Managing Cat Aggression without Medication

Cat aggression can occur for a number of reasons, and is often normal in context. There are simply some situations in which any cat may become aggressive. You should know what circumstances are likely to trigger cat aggression so that you can manage and prevent it.

Types of Feline Aggression

Cat aggression falls into several categories. Some types of feline aggressive behavior include:

  • Predatory aggression. This is normal behavior for cats, and includes stalking, chasing, killing and retrieving game. Cats engage in predatory aggression when they perceive the presence of prey.
  • Fear aggression occurs when the cat is afraid. Cats exhibiting fear aggression will strike a defensive pose; they may put their ears back, and hunch or arch their backs. They may also scratch, bite and hiss.
  • Territorial aggression happens when a new cat comes into the home or yard, or when a kitten in the family reaches adulthood. Swatting, chasing, attacking and pursuing another cat or cats is typical of territorial aggression.
  • Inter-male aggression occurs between male cats and is usually secondary to territorial aggression or may be competitive in nature. Male cats may perform threat displays, scratch, bite, hiss and growl.
  • Play aggression may be directed to one or more cats or people in the household and occurs when the cat is in a playful mood. Examples of play aggression include inhibited biting and scratching, stalking, pouncing and hopping.
  • Pain-elicited aggression occurs when a person attempts to handle a cat that's in pain, and usually results in scratching and biting.
  • Redirected aggression occurs when a person or another animals interferes with a cat who's exhibiting aggressive behavior (usually fear-based). In this case, the cat redirects his aggressive behavior toward the person or animal who has interfered.

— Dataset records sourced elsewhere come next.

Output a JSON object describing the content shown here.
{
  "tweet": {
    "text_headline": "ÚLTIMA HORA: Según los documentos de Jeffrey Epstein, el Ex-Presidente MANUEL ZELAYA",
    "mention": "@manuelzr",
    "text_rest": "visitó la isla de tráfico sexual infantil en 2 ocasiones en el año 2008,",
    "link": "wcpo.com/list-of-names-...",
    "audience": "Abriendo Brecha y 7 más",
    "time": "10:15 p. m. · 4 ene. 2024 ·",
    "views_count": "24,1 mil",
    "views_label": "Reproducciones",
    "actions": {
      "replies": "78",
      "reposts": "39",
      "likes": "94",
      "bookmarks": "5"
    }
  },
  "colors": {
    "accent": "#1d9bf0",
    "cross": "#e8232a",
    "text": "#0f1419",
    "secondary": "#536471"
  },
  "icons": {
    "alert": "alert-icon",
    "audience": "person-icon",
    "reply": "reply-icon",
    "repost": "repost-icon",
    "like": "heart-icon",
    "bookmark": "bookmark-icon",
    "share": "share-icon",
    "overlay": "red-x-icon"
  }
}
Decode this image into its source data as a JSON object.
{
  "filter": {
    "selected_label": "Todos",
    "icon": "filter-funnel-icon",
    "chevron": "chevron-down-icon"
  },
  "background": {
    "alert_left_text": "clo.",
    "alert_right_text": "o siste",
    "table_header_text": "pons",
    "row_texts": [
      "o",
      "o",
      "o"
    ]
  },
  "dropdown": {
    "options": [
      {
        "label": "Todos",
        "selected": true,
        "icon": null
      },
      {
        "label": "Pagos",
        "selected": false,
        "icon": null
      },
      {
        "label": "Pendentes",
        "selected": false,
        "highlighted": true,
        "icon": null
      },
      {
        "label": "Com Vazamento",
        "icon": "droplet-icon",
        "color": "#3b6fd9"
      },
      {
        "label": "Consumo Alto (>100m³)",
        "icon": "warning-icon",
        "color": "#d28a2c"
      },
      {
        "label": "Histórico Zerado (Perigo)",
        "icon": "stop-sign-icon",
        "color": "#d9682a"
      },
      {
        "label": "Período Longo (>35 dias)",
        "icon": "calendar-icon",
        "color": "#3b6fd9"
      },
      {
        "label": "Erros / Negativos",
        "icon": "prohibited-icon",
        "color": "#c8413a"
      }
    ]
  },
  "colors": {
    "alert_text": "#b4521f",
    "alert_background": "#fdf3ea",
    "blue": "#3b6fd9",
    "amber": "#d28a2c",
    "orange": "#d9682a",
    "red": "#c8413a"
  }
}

Ruling Out Underlying Medical Conditions

Cats who are ill or experiencing pain may become aggressive. Before you consider any type of behavioral therapy, make sure your cat receives a thorough veterinary exam to rule out illness or injury. If your cat's aggression is pain based, treating the medical condition should eliminate the aggressive behavior.

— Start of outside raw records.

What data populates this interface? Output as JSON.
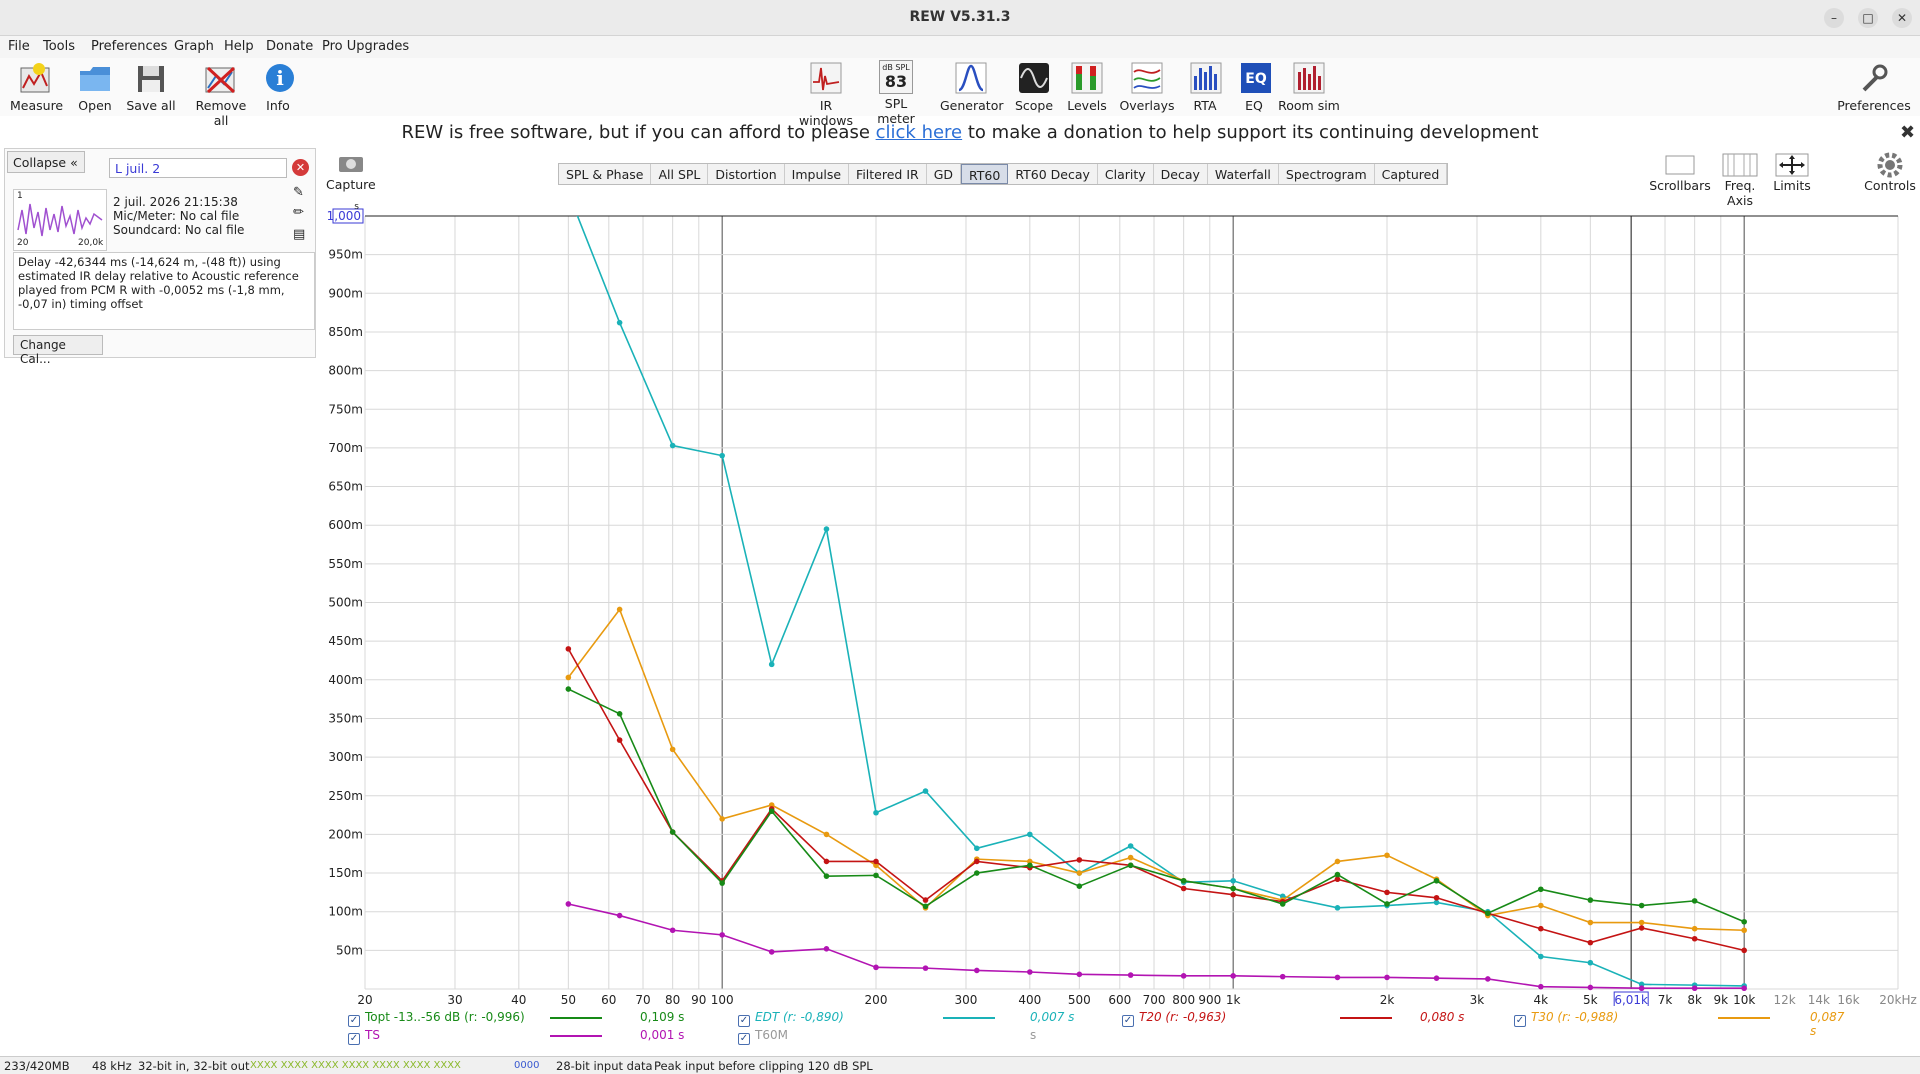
{
  "window": {
    "title": "REW V5.31.3",
    "controls": [
      "minimize-icon",
      "maximize-icon",
      "close-icon"
    ]
  },
  "menu": [
    "File",
    "Tools",
    "Preferences",
    "Graph",
    "Help",
    "Donate",
    "Pro Upgrades"
  ],
  "toolbar": {
    "left": [
      "Measure",
      "Open",
      "Save all",
      "Remove all",
      "Info"
    ],
    "center": [
      "IR windows",
      "SPL meter",
      "Generator",
      "Scope",
      "Levels",
      "Overlays",
      "RTA",
      "EQ",
      "Room sim"
    ],
    "right": "Preferences",
    "spl_badge_top": "dB SPL",
    "spl_badge_value": "83"
  },
  "banner": {
    "before": "REW is free software, but if you can afford to please ",
    "link": "click here",
    "after": " to make a donation to help support its continuing development"
  },
  "panel": {
    "collapse": "Collapse",
    "name": "L juil. 2",
    "index": "1",
    "date": "2 juil. 2026 21:15:38",
    "mic": "Mic/Meter: No cal file",
    "soundcard": "Soundcard: No cal file",
    "thumb_min": "20",
    "thumb_max": "20,0k",
    "delay": "Delay -42,6344 ms (-14,624 m, -(48 ft)) using estimated IR delay relative to Acoustic reference played from PCM R with -0,0052 ms (-1,8 mm, -0,07 in) timing offset",
    "change_cal": "Change Cal..."
  },
  "capture": "Capture",
  "tabs": [
    "SPL & Phase",
    "All SPL",
    "Distortion",
    "Impulse",
    "Filtered IR",
    "GD",
    "RT60",
    "RT60 Decay",
    "Clarity",
    "Decay",
    "Waterfall",
    "Spectrogram",
    "Captured"
  ],
  "active_tab": "RT60",
  "right_controls": [
    "Scrollbars",
    "Freq. Axis",
    "Limits",
    "Controls"
  ],
  "chart_data": {
    "type": "line",
    "ylabel": "s",
    "xscale": "log",
    "xlim": [
      20,
      20000
    ],
    "ylim": [
      0,
      1.0
    ],
    "y_top_label": "1,000",
    "y_ticks": [
      "50m",
      "100m",
      "150m",
      "200m",
      "250m",
      "300m",
      "350m",
      "400m",
      "450m",
      "500m",
      "550m",
      "600m",
      "650m",
      "700m",
      "750m",
      "800m",
      "850m",
      "900m",
      "950m"
    ],
    "x_ticks": [
      {
        "v": 20,
        "t": "20"
      },
      {
        "v": 30,
        "t": "30"
      },
      {
        "v": 40,
        "t": "40"
      },
      {
        "v": 50,
        "t": "50"
      },
      {
        "v": 60,
        "t": "60"
      },
      {
        "v": 70,
        "t": "70"
      },
      {
        "v": 80,
        "t": "80"
      },
      {
        "v": 90,
        "t": "90"
      },
      {
        "v": 100,
        "t": "100"
      },
      {
        "v": 200,
        "t": "200"
      },
      {
        "v": 300,
        "t": "300"
      },
      {
        "v": 400,
        "t": "400"
      },
      {
        "v": 500,
        "t": "500"
      },
      {
        "v": 600,
        "t": "600"
      },
      {
        "v": 700,
        "t": "700"
      },
      {
        "v": 800,
        "t": "800"
      },
      {
        "v": 900,
        "t": "900"
      },
      {
        "v": 1000,
        "t": "1k"
      },
      {
        "v": 2000,
        "t": "2k"
      },
      {
        "v": 3000,
        "t": "3k"
      },
      {
        "v": 4000,
        "t": "4k"
      },
      {
        "v": 5000,
        "t": "5k"
      },
      {
        "v": 7000,
        "t": "7k"
      },
      {
        "v": 8000,
        "t": "8k"
      },
      {
        "v": 9000,
        "t": "9k"
      },
      {
        "v": 10000,
        "t": "10k"
      },
      {
        "v": 12000,
        "t": "12k"
      },
      {
        "v": 14000,
        "t": "14k"
      },
      {
        "v": 16000,
        "t": "16k"
      },
      {
        "v": 20000,
        "t": "20kHz"
      }
    ],
    "cursor": {
      "x": 6010,
      "label": "6,01k"
    },
    "x": [
      50,
      63,
      80,
      100,
      125,
      160,
      200,
      250,
      315,
      400,
      500,
      630,
      800,
      1000,
      1250,
      1600,
      2000,
      2500,
      3150,
      4000,
      5000,
      6300,
      8000,
      10000
    ],
    "series": [
      {
        "name": "EDT",
        "color": "#1ab2b8",
        "values": [
          1.03,
          0.862,
          0.703,
          0.69,
          0.42,
          0.595,
          0.228,
          0.256,
          0.182,
          0.2,
          0.15,
          0.185,
          0.138,
          0.14,
          0.12,
          0.105,
          0.108,
          0.112,
          0.1,
          0.042,
          0.034,
          0.006,
          0.005,
          0.004
        ]
      },
      {
        "name": "T30",
        "color": "#e89a10",
        "values": [
          0.403,
          0.491,
          0.31,
          0.22,
          0.238,
          0.2,
          0.16,
          0.105,
          0.168,
          0.165,
          0.15,
          0.17,
          0.14,
          0.13,
          0.115,
          0.165,
          0.173,
          0.142,
          0.095,
          0.108,
          0.086,
          0.086,
          0.078,
          0.076
        ]
      },
      {
        "name": "T20",
        "color": "#c41414",
        "values": [
          0.44,
          0.322,
          0.203,
          0.14,
          0.233,
          0.165,
          0.165,
          0.115,
          0.165,
          0.157,
          0.167,
          0.16,
          0.13,
          0.122,
          0.113,
          0.142,
          0.125,
          0.118,
          0.098,
          0.078,
          0.06,
          0.079,
          0.065,
          0.05
        ]
      },
      {
        "name": "Topt",
        "color": "#178a17",
        "values": [
          0.388,
          0.356,
          0.203,
          0.137,
          0.23,
          0.146,
          0.147,
          0.107,
          0.15,
          0.16,
          0.133,
          0.16,
          0.14,
          0.13,
          0.11,
          0.148,
          0.11,
          0.14,
          0.098,
          0.129,
          0.115,
          0.108,
          0.114,
          0.087
        ]
      },
      {
        "name": "TS",
        "color": "#b214b2",
        "values": [
          0.11,
          0.095,
          0.076,
          0.07,
          0.048,
          0.052,
          0.028,
          0.027,
          0.024,
          0.022,
          0.019,
          0.018,
          0.017,
          0.017,
          0.016,
          0.015,
          0.015,
          0.014,
          0.013,
          0.003,
          0.002,
          0.001,
          0.001,
          0.001
        ]
      }
    ]
  },
  "legend": [
    {
      "label": "Topt -13..-56 dB (r: -0,996)",
      "value": "0,109 s",
      "color": "#178a17",
      "checked": true
    },
    {
      "label": "EDT (r: -0,890)",
      "value": "0,007 s",
      "color": "#1ab2b8",
      "checked": true
    },
    {
      "label": "T20 (r: -0,963)",
      "value": "0,080 s",
      "color": "#c41414",
      "checked": true
    },
    {
      "label": "T30 (r: -0,988)",
      "value": "0,087 s",
      "color": "#e89a10",
      "checked": true
    },
    {
      "label": "TS",
      "value": "0,001 s",
      "color": "#b214b2",
      "checked": true
    },
    {
      "label": "T60M",
      "value": "s",
      "color": "#999999",
      "checked": true
    }
  ],
  "status": {
    "memory": "233/420MB",
    "rate": "48 kHz",
    "bits": "32-bit in, 32-bit out",
    "levels": "XXXX XXXX  XXXX XXXX  XXXX XXXX  XXXX",
    "levels2": "0000",
    "input": "28-bit input data",
    "peak": "Peak input before clipping 120 dB SPL"
  }
}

Managing Feline Aggression

In order to manage your cat's aggression with behavioral therapy, you'll need to observe him closely. Determine what situations, animals or people trigger aggressive behavior in your cat. If you can't avoid these triggers altogether, you might consider consulting a veterinary behaviorist.

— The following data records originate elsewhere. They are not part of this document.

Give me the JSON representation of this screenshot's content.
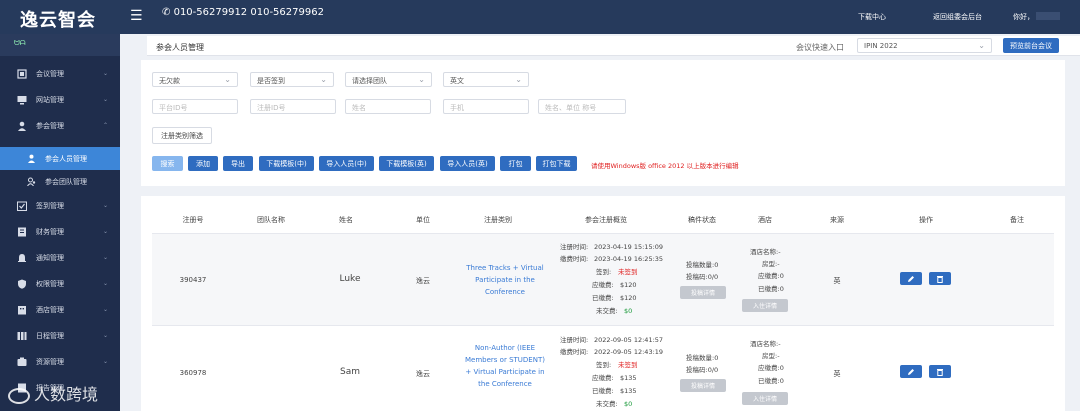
{
  "topbar": {
    "logo": "逸云智会",
    "phone": "010-56279912  010-56279962",
    "download": "下载中心",
    "back": "返回组委会后台",
    "greeting": "你好，"
  },
  "sidebar": {
    "top_label": "ᗢᗩ",
    "items": [
      {
        "label": "会议管理",
        "icon": "meeting-icon"
      },
      {
        "label": "网站管理",
        "icon": "monitor-icon"
      },
      {
        "label": "参会管理",
        "icon": "user-icon"
      }
    ],
    "subitems": [
      {
        "label": "参会人员管理",
        "active": true
      },
      {
        "label": "参会团队管理",
        "active": false
      }
    ],
    "items2": [
      {
        "label": "签到管理",
        "icon": "checkin-icon"
      },
      {
        "label": "财务管理",
        "icon": "finance-icon"
      },
      {
        "label": "通知管理",
        "icon": "bell-icon"
      },
      {
        "label": "权限管理",
        "icon": "shield-icon"
      },
      {
        "label": "酒店管理",
        "icon": "hotel-icon"
      },
      {
        "label": "日程管理",
        "icon": "schedule-icon"
      },
      {
        "label": "资源管理",
        "icon": "resource-icon"
      },
      {
        "label": "报告管理",
        "icon": "report-icon"
      }
    ]
  },
  "watermark": "人数跨境",
  "page": {
    "title": "参会人员管理"
  },
  "quick": {
    "label": "会议快速入口",
    "value": "IPIN 2022",
    "btn": "预览前台会议"
  },
  "filters": {
    "row1": [
      "无欠款",
      "是否签到",
      "请选择团队",
      "英文"
    ],
    "row2": [
      "平台ID号",
      "注册ID号",
      "姓名",
      "手机",
      "姓名、单位 称号"
    ],
    "reg_filter": "注册类别筛选"
  },
  "actions": {
    "buttons": [
      "搜索",
      "添加",
      "导出",
      "下载模板(中)",
      "导入人员(中)",
      "下载模板(英)",
      "导入人员(英)",
      "打包",
      "打包下载"
    ],
    "note": "请使用Windows版 office 2012 以上版本进行编辑"
  },
  "table": {
    "headers": [
      "注册号",
      "团队名称",
      "姓名",
      "单位",
      "注册类别",
      "参会注册概览",
      "稿件状态",
      "酒店",
      "来源",
      "操作",
      "备注"
    ],
    "rows": [
      {
        "id": "390437",
        "name": "Luke",
        "org": "逸云",
        "category": "Three Tracks + Virtual Participate in the Conference",
        "reg_time_label": "注册时间:",
        "reg_time": "2023-04-19 15:15:09",
        "pay_time_label": "缴费时间:",
        "pay_time": "2023-04-19 16:25:35",
        "checkin_label": "签到:",
        "checkin": "未签到",
        "due_label": "应缴费:",
        "due": "$120",
        "paid_label": "已缴费:",
        "paid": "$120",
        "unpaid_label": "未交费:",
        "unpaid": "$0",
        "paper_count": "投稿数量:0",
        "paper_code": "投稿码:0/0",
        "paper_btn": "投稿详情",
        "hotel_name": "酒店名称:-",
        "room_type": "房型:-",
        "hotel_due": "应缴费:0",
        "hotel_paid": "已缴费:0",
        "hotel_btn": "入住详情",
        "source": "英"
      },
      {
        "id": "360978",
        "name": "Sam",
        "org": "逸云",
        "category": "Non-Author (IEEE Members or STUDENT) + Virtual Participate in the Conference",
        "reg_time_label": "注册时间:",
        "reg_time": "2022-09-05 12:41:57",
        "pay_time_label": "缴费时间:",
        "pay_time": "2022-09-05 12:43:19",
        "checkin_label": "签到:",
        "checkin": "未签到",
        "due_label": "应缴费:",
        "due": "$135",
        "paid_label": "已缴费:",
        "paid": "$135",
        "unpaid_label": "未交费:",
        "unpaid": "$0",
        "paper_count": "投稿数量:0",
        "paper_code": "投稿码:0/0",
        "paper_btn": "投稿详情",
        "hotel_name": "酒店名称:-",
        "room_type": "房型:-",
        "hotel_due": "应缴费:0",
        "hotel_paid": "已缴费:0",
        "hotel_btn": "入住详情",
        "source": "英"
      }
    ]
  }
}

Undesirable forms of aggression, like territorial aggression, inter-male aggression and fear aggression, can be treated by animal behaviorists. Veterinary behaviorists desensitize animals to the situations that inspire aggressive behavior, through a process known as habituation. They can also counter-condition cats to respond to situations in a more desirable way.

Some forms of feline aggression shouldn't, in fact, be managed; predatory aggression, for instance, is normal and allows the cat to hunt its prey. (If you'd like to stop your cat from hunting, attach a bell to his collar). Play aggression is another type of aggression that usually doesn't cause a problem; allowing your cat to play, and participating in games with your cat, can keep him fit physically and mentally.